Had a majority of the court embraced the Thomas-Gorsuch approach, it would have been a very big deal — for some observers, maybe even a bigger deal than the limited practical consequence now facing the SEC, namely, appointing its ALJs directly and giving Lucia another hearing.
The clues to the “bigness” of the deal lie in the solicitor general’s unconventional advocacy and in the fact that amici weighing in for Lucia’s view included the U.S. Chamber of Commerce, the Pacific Legal Foundation and the Cato Institute. Advocating for a more politicized appointment of administrative judges might at first seem an odd stance for the business community; the whole point of putting administrative adjudication in the hands of quasi-independent functionaries was to afford respondents like Lucia an adjudicator not “in the pocket” of the accusing agency. Wanting ALJs to be more directly accountable to the SEC would seem, from a fairness point of view, to be against, rather than for, the interests of investment firms.
I can imagine at least two possible reasons why investing in Lucia’s case would seem worthwhile for regulated businesses. First, they may believe in their own ability to “capture” the agencies that regulate them. Certainly, the Trump administration is awash in administrators friendlier to business than the chamber might ever have hoped for. To the extent Americans choose conservative presidents, those presidents are likely to choose more pro-business regulators. Putting the choice of administrative adjudicators in their hands may seem an appealing goal.

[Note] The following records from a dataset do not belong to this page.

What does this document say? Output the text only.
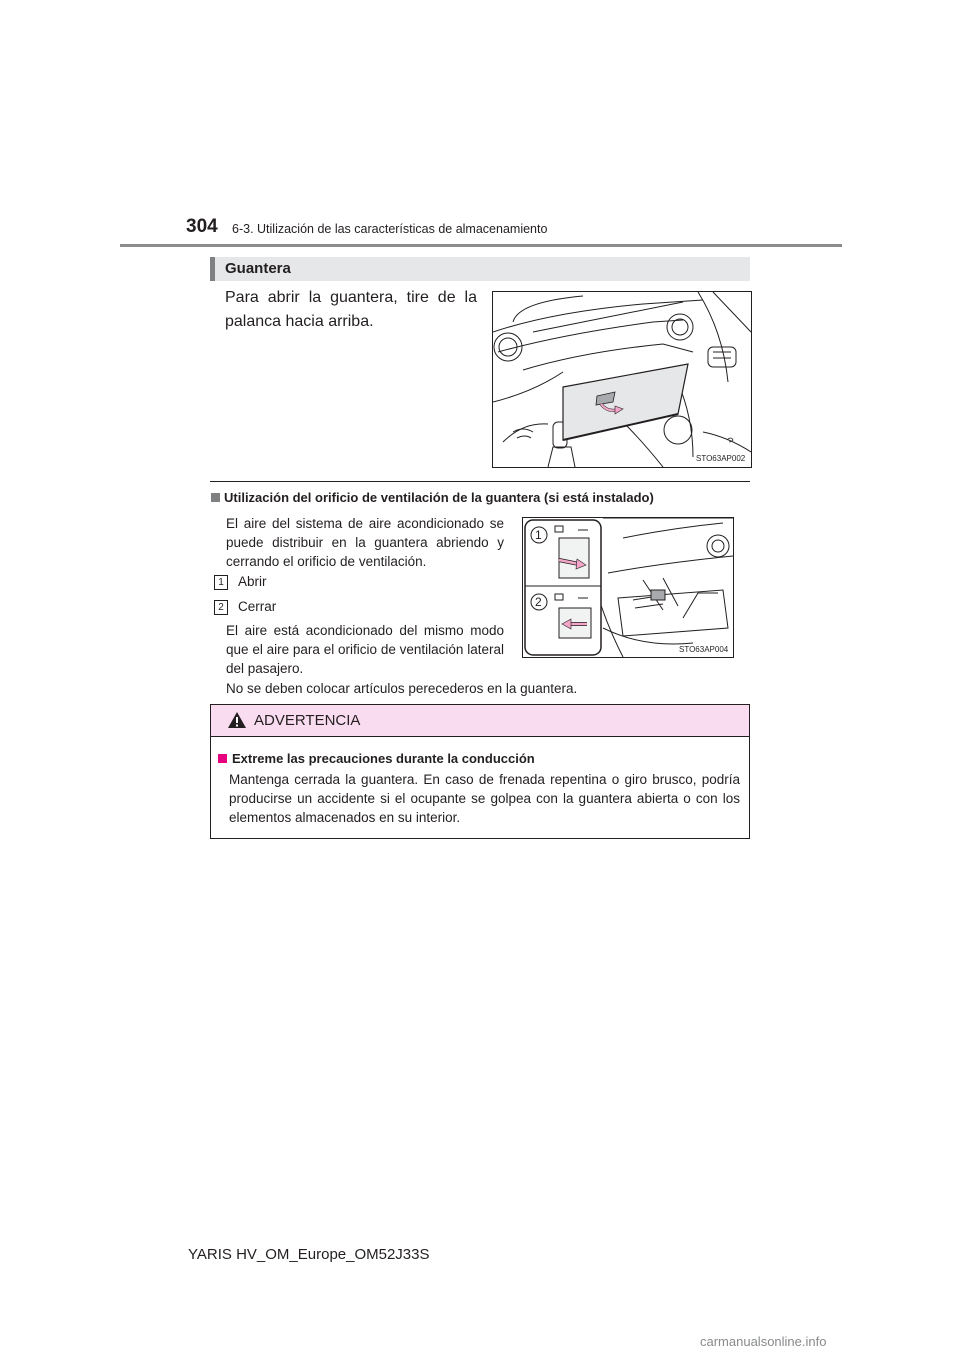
304 6-3. Utilización de las características de almacenamiento
Guantera
Para abrir la guantera, tire de la
palanca hacia arriba.
STO63AP002
Utilización del orificio de ventilación de la guantera (si está instalado)
El aire del sistema de aire acondicionado se puede distribuir en la guantera abriendo y cerrando el orificio de ventilación.
1 Abrir
2 Cerrar
El aire está acondicionado del mismo modo que el aire para el orificio de ventilación lateral del pasajero.
No se deben colocar artículos perecederos en la guantera.
1
2
STO63AP004
ADVERTENCIA
Extreme las precauciones durante la conducción
Mantenga cerrada la guantera. En caso de frenada repentina o giro brusco, podría producirse un accidente si el ocupante se golpea con la guantera abierta o con los elementos almacenados en su interior.
YARIS HV_OM_Europe_OM52J33S
carmanualsonline.info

But playing a long game, the appeal of a case like Lucia may have lain also with the hope that a fully staffed post-Scalia court would offer a full-throated endorsement of originalism in a separation-of-powers case that could play itself out across a range of other issues. In the halls of academe (and the Federalist Society), there is no shortage of originalist arguments that purport to demonstrate the unconstitutionality of the regulatory state itself. As someone who is not an originalist in the Scalia-Thomas-Gorsuch mold and who also thinks the constitutional arguments against the regulatory state to be unfounded, I consider the stakes in a case like Lucia to be very high indeed. To paraphrase Tushnet, I would regard the ideological defeat of constitutional pragmatism and the originalists’ victory as “a serious, perhaps permanent setback” to sensible constitutional thinking about the administrative state.
Kagan, as it happens, is not an originalist. She is a pragmatist, who — unfortunately, from my standpoint — probably takes the view (as reflected in her earlier scholarship) that linking public administration more closely to presidential oversight improves administrative performance and bureaucratic accountability. I do not doubt that Lucia’s constitutional claim would resonate with her on pragmatist grounds, which may help explain why she would not join Justice Stephen Breyer’s suggestion to resolve the case based entirely on the wording of the Administrative Procedure Act. Yet as I have written elsewhere and at length, I think that position is incorrect — also on pragmatist grounds — and so I find myself grateful for the court’s game of dodgeball in Lucia. One problem with dodgeball is that no one can play it forever, but today, at least, no one got seriously bruised.